- Relator(a)
- Ministro Reynaldo Soares da Fonseca
- Órgão julgador
- Quinta Turma
- Data do julgamento
- 18/08/2016
- Data de publicação
- 26/08/2016
STJ – Acórdão, Rel. Ministro Reynaldo Soares da Fonseca, Quinta Turma, j. 18/08/2016, p. 26/08/2016
HABEAS CORPUS SUBSTITUTIVO DE RECURSO. INADEQUAÇÃO DA VIA ELEITA. NÃO CONHECIMENTO. ESTUPRO E ROUBO. PRISÃO PREVENTIVA. PREJUDICIALIDADE. SUPERVENIÊNCIA DO TRÂNSITO EM JULGADO DA CONDENAÇÃO. AUDIÊNCIA DE INTERROGATÓRIO E INQUIRIÇÃO DAS TESTEMUNHAS E VÍTIMA. UTILIZAÇÃO DE ALGEMAS. MOTIVAÇÃO CONCRETA. ALEGADA NULIDADE. NÃO OCORRÊNCIA. PRECLUSÃO. DEMONSTRAÇÃO DE PREJUÍZO. AUSÊNCIA. DESCLASSIFICAÇÃO PARA O CRIME DE FURTO. IMPOSSIBILIDADE. EMPREGO DE VIOLÊNCIA FÍSICA. HABEAS CORPUS NÃO CONHECIDO. 1. O Supremo Tribunal Federal, por sua Primeira Turma, e a Terceira Seção deste Superior Tribunal de Justiça, diante da utilização crescente e sucessiva do habeas corpus, passaram a restringir a sua admissibilidade quando o ato ilegal for passível de impugnação pela via recursal própria, sem olvidar a possibilidade de concessão da ordem, de ofício, nos casos de flagrante ilegalidade. 2. "Ocorrido o trânsito em julgado da condenação, não há se falar em ilegalidade da prisão preventiva, pois trata-se de nova realidade fático-processual" (HC n. 212.101/SP, Rel.
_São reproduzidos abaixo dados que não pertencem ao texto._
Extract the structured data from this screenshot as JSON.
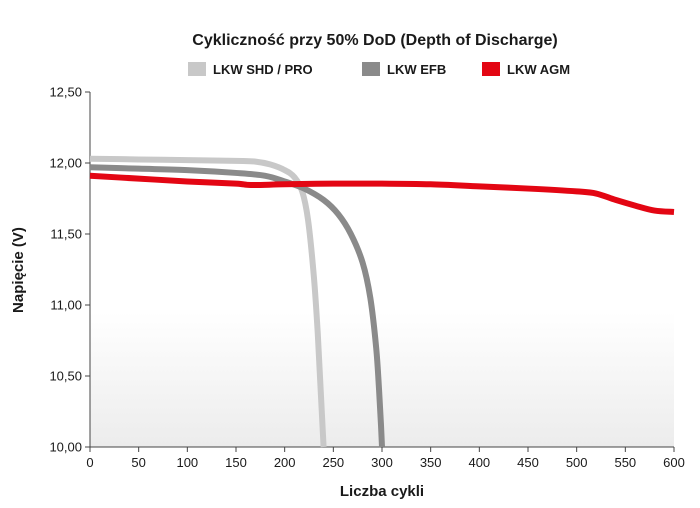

Ministra MARIA THEREZA DE ASSIS MOURA, Sexta Turma, julgado em 18/09/2012, DJe 26/09/2012). 3. "Não se revela desproporcional ou desarrazoado o emprego de algemas quando, pelas circunstâncias da ocasião, a sua utilização se justifica como cautela à integridade física dos presentes" (RHC 25.475/SP, Rel. Ministro JORGE MUSSI, QUINTA TURMA, julgado em 10/06/2014, DJe 18/06/2014). 4. A alegação de nulidade na audiência de interrogatório do recorrente em virtude da utilização de algemas encontra-se preclusa por ter sido alegada, tão somente, após a prolação da sentença condenatória. 5. A declaração de nulidade decorrente da utilização de algemas exige a efetiva demonstração de prejuízo em observância ao princípio pas de nullité sang grief, o que não ocorreu no caso dos autos. 6. O emprego de empurrão contra a vítima para fins de lhe subtrair bem móvel, configura violência física apta à caracterização do crime de roubo. 7. Habeas corpus não conhecido. (HC n. 316.730/RS, relator Ministro Reynaldo Soares da Fonseca, Quinta Turma, julgado em 18/8/2016, DJe de 26/8/2016.)